Sloan decided to give writing a shot.

“I just kind of fell into it,” Sloan said. “She was running a veteran writing workshop a few weeks later, and I attended, and it was really interesting. A few months later, I took “Intro to Fiction Writing” and some other English classes and really liked them. It just turned into a second major.”

Picking up the major extended Sloan’s academic career by a year, but it was worth it. It allowed him to develop and write a collection of 11 short stories on fictional characters returning to the United States after having deployed overseas, a narrative he was grappling with in his own life. The project, Sloan said, was therapeutic, even though he initially hesitated at writing anything about the military.

“It was a very personal thesis,” he said. “It’s supposed to channel that feeling of coming back to a world that is largely unrecognizable in many ways.”

Those short stories, which became his senior honors thesis, will soon be stored in the Carolina Digital Repository.

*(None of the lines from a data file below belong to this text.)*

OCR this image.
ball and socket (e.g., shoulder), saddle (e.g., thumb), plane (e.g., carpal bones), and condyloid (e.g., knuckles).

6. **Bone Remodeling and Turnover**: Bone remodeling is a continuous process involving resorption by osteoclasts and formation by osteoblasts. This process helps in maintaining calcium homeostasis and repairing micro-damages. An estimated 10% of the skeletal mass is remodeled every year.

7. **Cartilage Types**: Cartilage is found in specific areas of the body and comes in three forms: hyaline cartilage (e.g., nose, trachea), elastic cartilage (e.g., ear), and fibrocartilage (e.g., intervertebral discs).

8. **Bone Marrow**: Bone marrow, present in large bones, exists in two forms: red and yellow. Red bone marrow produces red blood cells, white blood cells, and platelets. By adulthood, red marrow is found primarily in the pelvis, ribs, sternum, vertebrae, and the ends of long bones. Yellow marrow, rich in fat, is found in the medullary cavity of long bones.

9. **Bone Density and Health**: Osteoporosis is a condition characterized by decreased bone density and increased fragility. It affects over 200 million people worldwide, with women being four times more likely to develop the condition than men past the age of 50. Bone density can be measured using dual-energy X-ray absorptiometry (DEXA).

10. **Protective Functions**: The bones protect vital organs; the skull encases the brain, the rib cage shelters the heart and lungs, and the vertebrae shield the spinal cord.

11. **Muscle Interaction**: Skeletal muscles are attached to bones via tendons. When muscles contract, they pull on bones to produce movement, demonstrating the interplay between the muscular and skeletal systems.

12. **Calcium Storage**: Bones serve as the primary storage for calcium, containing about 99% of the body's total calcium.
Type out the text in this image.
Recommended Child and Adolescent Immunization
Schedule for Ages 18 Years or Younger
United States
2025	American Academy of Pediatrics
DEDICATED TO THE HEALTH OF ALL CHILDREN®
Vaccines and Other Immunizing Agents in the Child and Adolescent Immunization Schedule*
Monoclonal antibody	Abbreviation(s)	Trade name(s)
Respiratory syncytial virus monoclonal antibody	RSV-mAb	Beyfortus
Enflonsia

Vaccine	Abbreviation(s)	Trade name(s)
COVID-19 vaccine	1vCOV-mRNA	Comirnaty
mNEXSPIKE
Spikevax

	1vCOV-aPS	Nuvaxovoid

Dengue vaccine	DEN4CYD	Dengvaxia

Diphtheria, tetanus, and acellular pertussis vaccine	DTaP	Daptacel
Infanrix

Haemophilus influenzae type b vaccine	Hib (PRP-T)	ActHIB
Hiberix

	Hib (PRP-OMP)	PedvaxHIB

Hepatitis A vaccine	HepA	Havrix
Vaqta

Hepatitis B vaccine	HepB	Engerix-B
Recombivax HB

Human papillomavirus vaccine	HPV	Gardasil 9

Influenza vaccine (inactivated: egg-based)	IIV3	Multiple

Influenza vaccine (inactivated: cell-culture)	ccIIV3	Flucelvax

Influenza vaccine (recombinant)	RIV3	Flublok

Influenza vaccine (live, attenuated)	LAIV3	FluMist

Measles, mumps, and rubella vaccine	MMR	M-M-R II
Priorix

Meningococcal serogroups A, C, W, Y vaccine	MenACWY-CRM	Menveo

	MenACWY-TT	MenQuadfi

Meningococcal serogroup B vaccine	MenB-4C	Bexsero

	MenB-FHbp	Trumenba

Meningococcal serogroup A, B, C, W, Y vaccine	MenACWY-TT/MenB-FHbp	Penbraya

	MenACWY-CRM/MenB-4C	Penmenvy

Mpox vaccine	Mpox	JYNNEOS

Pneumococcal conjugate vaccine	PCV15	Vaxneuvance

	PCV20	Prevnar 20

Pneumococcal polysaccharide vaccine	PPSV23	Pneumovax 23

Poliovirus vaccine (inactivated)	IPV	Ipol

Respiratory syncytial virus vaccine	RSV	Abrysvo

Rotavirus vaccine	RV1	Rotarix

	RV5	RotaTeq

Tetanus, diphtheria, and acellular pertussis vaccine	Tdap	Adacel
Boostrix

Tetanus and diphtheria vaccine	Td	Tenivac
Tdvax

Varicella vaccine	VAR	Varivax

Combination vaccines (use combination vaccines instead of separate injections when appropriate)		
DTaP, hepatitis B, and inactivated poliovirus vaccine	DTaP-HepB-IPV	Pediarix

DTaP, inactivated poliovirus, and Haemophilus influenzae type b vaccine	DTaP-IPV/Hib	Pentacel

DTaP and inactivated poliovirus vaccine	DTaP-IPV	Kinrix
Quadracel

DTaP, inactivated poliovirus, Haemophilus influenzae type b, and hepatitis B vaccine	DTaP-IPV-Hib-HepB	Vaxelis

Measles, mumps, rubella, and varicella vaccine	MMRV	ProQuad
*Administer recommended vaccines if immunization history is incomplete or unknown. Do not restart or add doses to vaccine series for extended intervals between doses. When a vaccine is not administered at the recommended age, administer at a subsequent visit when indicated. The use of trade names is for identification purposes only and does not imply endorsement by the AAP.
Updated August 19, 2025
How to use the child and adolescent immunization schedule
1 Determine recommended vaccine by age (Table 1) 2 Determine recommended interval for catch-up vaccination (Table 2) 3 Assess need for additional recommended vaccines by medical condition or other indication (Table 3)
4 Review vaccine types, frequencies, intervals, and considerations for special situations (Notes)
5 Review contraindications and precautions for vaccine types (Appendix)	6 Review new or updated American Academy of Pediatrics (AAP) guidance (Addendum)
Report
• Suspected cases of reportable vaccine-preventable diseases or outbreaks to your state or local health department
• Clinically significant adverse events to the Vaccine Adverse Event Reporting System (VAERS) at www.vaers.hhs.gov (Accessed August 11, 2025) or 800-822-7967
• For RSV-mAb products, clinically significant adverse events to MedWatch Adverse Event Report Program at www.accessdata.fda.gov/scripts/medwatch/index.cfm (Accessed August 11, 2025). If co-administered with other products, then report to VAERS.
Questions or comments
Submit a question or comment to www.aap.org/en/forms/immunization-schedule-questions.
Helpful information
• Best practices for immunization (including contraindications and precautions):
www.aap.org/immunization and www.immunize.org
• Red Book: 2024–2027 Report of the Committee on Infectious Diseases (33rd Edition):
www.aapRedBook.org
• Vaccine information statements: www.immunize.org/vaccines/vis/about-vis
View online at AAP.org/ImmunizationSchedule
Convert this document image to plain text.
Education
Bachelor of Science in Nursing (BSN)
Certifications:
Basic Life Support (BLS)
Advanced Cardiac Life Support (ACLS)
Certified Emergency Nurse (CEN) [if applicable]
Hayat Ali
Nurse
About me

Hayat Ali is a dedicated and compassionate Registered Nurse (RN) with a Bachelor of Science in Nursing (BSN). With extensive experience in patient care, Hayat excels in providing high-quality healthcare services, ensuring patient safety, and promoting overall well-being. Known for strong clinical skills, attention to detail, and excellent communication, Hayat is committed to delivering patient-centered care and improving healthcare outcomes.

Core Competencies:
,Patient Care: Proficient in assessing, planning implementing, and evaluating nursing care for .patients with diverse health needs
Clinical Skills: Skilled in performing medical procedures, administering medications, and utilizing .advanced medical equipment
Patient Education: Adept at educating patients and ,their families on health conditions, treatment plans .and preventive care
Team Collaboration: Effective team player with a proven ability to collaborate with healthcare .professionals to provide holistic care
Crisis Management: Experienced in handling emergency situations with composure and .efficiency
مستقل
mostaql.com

Sloan is proud of his accomplishment, but he knows he didn’t do it independently.

“I’ve been very humbled because I realize it’s not something that was just a natural talent of mine,” Sloan said. “It was fostered by a lot of professors. So, while I’m very proud of my work, credit is due to them because I would not have come as far without their guidance and without them encouraging me.”

Just like faculty members such as Hilary Lithgow and Daniel Wallace fostered Sloan’s newfound passion for writing, Sloan hopes to pass it on to a younger generation as a teacher at Henderson Collegiate Middle School in Henderson, North Carolina.

“It felt like it’s the thing to do, to give back to the community that has been encouraging me over the last four years,” he said. “If I can do that for someone else and channel that energy that was given to me, that’d be a really awesome thing. Teaching felt like the right way to move forward and reflect on the good that was done to me and give it back to the community.”